On the other hand, metals used in items like springs that are meant to flex are often made of specialized alloys to avoid work hardening and metal fatigue, which requires specific heat treatments.

Work hardening can also be desirable in metalworking processes where plastic deformation is intentionally induced to change the shape of the metal.

This is known as cold working or cold forming, and involves shaping the metal at a temperature below its recrystallization temperature, usually at room temperature.

Cold forming techniques include squeezing, bending, drawing, and shearing, and are used in applications such as the heading of bolts and cap screws and the finishing of cold-rolled steel. Cold working the metal increases its hardness, yield strength, and tensile strength.

Theory Of Strain Hardening?

Materials have a regular, nearly defect-free lattice structure before work hardening. This structure can be restored at any time through annealing. During work hardening, the lattice becomes saturated with new dislocations, making it more difficult for additional dislocations to form, which results in the material becoming stronger but less ductile.

This is because dislocations serve as pinning points or obstacles, impeding their motion and increasing the yield strength of the material. Cold working increases the concentration of dislocations, which can lead to an increase in yield strength and a decrease in ductility.

The effects of cold working can be reversed through high-temperature annealing, which reduces the dislocation density through recovery and recrystallization. The work hardenability of a material can be predicted through stress-strain analysis or hardness testing before and after a process.

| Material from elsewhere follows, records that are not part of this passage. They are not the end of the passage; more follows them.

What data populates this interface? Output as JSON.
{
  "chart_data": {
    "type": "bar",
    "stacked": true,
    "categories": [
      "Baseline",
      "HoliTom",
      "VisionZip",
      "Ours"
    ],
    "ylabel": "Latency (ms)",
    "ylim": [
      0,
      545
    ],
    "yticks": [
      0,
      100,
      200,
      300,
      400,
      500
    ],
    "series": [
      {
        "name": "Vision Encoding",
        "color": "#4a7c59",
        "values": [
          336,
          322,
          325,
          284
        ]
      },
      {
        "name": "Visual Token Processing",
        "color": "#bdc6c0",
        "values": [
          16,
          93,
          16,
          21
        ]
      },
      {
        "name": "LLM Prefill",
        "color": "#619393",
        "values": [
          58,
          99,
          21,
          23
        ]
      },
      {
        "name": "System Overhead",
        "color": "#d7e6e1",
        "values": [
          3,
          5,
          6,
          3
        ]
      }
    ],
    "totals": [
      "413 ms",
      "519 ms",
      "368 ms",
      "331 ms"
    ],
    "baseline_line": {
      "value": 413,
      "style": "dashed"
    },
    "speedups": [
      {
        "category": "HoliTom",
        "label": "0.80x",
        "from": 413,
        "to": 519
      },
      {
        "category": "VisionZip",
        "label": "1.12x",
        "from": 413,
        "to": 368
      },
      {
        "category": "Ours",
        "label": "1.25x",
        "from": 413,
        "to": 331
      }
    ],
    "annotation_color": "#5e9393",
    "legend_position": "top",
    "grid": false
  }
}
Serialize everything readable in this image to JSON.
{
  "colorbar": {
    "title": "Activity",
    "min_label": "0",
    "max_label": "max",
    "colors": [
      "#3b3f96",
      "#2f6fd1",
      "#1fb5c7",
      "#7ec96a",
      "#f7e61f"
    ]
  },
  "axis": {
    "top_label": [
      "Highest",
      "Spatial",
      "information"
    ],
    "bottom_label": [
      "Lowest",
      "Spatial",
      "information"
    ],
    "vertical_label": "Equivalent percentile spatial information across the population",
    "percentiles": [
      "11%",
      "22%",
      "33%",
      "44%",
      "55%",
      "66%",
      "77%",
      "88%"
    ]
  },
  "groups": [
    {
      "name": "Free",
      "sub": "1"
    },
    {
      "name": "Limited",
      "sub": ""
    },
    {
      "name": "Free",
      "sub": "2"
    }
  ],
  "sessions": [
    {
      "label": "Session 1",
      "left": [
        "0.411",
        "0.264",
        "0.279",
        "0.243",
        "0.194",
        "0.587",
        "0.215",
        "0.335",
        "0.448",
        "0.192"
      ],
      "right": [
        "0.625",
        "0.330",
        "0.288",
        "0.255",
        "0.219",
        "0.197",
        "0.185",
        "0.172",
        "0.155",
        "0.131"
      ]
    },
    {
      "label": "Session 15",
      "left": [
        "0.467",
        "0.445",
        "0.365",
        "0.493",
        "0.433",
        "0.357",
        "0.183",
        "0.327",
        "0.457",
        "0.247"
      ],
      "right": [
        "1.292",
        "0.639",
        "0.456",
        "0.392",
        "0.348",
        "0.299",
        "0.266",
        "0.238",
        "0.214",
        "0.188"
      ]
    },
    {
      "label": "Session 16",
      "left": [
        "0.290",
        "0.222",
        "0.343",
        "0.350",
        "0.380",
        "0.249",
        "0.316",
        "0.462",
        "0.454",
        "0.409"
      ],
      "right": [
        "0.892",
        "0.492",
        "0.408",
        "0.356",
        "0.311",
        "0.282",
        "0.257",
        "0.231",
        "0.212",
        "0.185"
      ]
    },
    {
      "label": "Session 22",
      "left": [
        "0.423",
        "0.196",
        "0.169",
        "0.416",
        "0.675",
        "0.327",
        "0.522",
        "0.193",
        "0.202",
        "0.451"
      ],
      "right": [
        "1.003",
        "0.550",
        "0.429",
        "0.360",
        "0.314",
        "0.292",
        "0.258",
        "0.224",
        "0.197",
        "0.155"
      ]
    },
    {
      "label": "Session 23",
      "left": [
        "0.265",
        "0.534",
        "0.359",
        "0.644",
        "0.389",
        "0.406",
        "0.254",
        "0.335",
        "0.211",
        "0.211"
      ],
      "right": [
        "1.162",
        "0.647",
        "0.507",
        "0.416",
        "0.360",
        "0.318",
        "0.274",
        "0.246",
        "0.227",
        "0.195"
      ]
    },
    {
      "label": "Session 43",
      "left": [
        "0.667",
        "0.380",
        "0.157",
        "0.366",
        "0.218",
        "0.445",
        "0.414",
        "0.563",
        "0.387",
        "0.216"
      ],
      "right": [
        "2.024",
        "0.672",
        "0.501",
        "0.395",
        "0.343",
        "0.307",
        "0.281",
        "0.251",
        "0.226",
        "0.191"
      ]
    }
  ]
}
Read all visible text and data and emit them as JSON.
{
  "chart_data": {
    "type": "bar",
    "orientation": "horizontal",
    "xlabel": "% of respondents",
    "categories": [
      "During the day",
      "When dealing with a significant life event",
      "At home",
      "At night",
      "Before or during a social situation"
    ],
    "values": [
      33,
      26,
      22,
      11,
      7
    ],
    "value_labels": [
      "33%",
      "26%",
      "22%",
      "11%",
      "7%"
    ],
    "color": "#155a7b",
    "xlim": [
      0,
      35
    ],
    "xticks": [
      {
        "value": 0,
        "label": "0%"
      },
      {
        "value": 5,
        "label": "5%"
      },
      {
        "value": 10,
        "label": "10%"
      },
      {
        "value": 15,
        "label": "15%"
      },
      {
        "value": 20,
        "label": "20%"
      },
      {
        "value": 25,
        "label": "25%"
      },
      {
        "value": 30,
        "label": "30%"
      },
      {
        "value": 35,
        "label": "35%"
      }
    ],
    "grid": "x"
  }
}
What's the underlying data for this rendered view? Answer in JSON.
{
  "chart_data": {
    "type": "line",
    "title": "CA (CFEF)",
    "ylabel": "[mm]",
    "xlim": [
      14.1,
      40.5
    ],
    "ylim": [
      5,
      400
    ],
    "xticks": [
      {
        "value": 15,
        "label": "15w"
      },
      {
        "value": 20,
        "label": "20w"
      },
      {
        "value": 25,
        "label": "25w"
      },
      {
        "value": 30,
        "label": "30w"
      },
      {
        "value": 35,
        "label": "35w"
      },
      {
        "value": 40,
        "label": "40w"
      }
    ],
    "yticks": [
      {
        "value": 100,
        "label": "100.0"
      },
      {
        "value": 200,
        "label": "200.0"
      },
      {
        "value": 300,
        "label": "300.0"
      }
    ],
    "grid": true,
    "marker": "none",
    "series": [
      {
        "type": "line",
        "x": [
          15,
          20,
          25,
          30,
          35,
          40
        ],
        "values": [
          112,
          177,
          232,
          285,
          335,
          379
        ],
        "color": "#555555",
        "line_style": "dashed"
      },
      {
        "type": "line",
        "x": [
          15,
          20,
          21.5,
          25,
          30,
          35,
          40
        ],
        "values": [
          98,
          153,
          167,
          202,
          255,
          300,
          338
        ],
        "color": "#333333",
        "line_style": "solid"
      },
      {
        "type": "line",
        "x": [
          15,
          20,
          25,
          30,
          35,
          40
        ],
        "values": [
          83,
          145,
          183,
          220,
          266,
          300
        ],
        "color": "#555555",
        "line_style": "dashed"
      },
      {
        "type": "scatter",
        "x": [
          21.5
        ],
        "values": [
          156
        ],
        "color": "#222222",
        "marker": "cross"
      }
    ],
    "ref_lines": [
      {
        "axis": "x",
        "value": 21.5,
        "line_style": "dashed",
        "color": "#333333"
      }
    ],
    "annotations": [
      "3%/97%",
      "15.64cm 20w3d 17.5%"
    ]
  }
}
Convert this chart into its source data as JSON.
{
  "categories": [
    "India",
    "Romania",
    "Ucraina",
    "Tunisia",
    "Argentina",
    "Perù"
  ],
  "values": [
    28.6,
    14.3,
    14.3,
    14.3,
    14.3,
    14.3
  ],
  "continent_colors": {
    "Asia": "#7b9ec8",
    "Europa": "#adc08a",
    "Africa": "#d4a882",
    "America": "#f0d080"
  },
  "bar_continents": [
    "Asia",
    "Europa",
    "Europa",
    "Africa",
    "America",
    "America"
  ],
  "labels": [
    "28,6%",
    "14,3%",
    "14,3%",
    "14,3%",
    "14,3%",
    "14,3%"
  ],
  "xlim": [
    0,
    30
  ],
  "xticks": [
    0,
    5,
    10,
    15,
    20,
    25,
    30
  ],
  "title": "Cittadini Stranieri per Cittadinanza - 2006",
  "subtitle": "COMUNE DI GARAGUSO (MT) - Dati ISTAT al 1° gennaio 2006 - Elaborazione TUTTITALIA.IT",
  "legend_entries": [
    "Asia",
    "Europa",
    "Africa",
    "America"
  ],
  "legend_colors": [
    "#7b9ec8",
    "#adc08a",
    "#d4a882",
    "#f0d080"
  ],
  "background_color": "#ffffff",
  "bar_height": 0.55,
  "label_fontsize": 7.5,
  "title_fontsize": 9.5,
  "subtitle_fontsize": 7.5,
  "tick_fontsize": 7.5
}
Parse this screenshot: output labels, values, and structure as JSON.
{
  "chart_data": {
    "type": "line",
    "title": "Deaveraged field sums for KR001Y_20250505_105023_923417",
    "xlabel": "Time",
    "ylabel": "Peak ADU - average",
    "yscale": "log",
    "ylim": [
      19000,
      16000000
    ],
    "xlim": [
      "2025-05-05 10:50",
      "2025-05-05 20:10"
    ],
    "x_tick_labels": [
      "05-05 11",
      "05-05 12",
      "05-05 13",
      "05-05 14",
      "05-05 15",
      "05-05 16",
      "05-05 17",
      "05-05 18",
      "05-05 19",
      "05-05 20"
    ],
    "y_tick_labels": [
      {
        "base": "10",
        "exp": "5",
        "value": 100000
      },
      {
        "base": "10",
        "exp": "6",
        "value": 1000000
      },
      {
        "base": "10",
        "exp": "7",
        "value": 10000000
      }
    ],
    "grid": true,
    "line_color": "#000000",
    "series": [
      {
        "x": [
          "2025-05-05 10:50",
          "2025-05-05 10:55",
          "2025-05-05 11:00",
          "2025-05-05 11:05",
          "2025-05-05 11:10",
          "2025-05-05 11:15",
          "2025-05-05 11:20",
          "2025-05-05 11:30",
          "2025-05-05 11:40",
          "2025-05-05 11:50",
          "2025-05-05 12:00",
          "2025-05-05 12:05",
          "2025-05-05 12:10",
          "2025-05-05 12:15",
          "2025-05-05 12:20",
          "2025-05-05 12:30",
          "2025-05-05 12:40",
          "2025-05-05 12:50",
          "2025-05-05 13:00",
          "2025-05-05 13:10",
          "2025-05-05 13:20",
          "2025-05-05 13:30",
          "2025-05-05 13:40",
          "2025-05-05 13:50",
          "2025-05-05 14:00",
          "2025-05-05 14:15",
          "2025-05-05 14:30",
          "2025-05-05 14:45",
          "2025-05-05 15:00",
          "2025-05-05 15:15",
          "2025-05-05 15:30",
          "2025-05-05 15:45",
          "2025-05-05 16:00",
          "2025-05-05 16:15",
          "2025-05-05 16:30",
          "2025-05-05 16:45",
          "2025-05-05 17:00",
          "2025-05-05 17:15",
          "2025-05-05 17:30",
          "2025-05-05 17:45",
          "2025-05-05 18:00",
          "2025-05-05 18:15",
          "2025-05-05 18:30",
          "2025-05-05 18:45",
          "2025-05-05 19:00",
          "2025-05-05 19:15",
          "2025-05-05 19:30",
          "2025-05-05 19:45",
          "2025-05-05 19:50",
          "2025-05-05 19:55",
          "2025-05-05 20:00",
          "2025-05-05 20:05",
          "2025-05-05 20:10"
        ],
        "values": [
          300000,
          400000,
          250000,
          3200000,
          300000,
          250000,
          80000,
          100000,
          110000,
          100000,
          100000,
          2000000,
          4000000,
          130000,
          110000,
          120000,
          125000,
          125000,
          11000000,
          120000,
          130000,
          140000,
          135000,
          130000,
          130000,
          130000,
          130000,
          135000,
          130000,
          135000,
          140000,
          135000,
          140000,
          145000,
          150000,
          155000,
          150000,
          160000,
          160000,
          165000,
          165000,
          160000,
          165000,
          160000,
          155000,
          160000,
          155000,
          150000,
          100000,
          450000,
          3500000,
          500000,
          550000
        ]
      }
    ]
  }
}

How Does Work Hardening Strengthen A Metal?

Permanent deformation of a metal occurs when dislocations move until they’re blocked. Dislocations are movements of imperfections in the metal’s grain. The most effective way to stop them is by intersecting dislocations from different planes, which pile up and entangle, preventing further deformation. This increases the metal’s strength under added pressure, unless enough energy is applied.

Strain Hardening Process

Cold working is a crucial method to increase metal strength. One type of cold work is cold rolling, which involves subjecting metal to high pressure by passing it through rollers. This process causes metal deformation and grain elongation, resulting in an accumulation of dislocations, thereby increasing metal strength.

However, excessive cold work makes it difficult to form or process the metal further. In this case, annealing, or heating and cooling the metal gradually to relieve internal stress, must be performed. This recrystallizes the metal’s internal grains, allowing new dislocations to form and restoring its initial elongation and strength, thus enabling further cold working.

The last temper on the metal after the final anneal determines the strain hardening achieved. The annealing temperature and duration must be carefully controlled to eliminate old grains without allowing new grains to grow too large.

Elastic And Plastic Deformation

strain hardening is a change in material shape that results from plastic deformation, which is permanent and distinct from elastic deformation, which is temporary and reversible. This behavior is commonly observed in metals, particularly steels.

Ductile materials, which can undergo plastic deformations before breaking, are more prone to work hardening. The tensile test is a popular way to study deformation mechanisms in materials, as it is difficult to examine the intermediate processes in a compressive test.

Materials that are subjected to small forces will deform elastically, meaning they will return to their original shape once the force is removed. This is described by Hooke’s Law.

However, when the deforming force exceeds the elastic limit or yield stress, the material will undergo plastic deformation and remain permanently deformed after the force is removed. For example, stretching a coil spring beyond its elastic limit will result in a permanent deformation.

Elastic deformation occurs when the bonds between atoms are stretched without breaking, while plastic deformation involves breaking the inter-atomic bonds and rearranging the atoms in the material.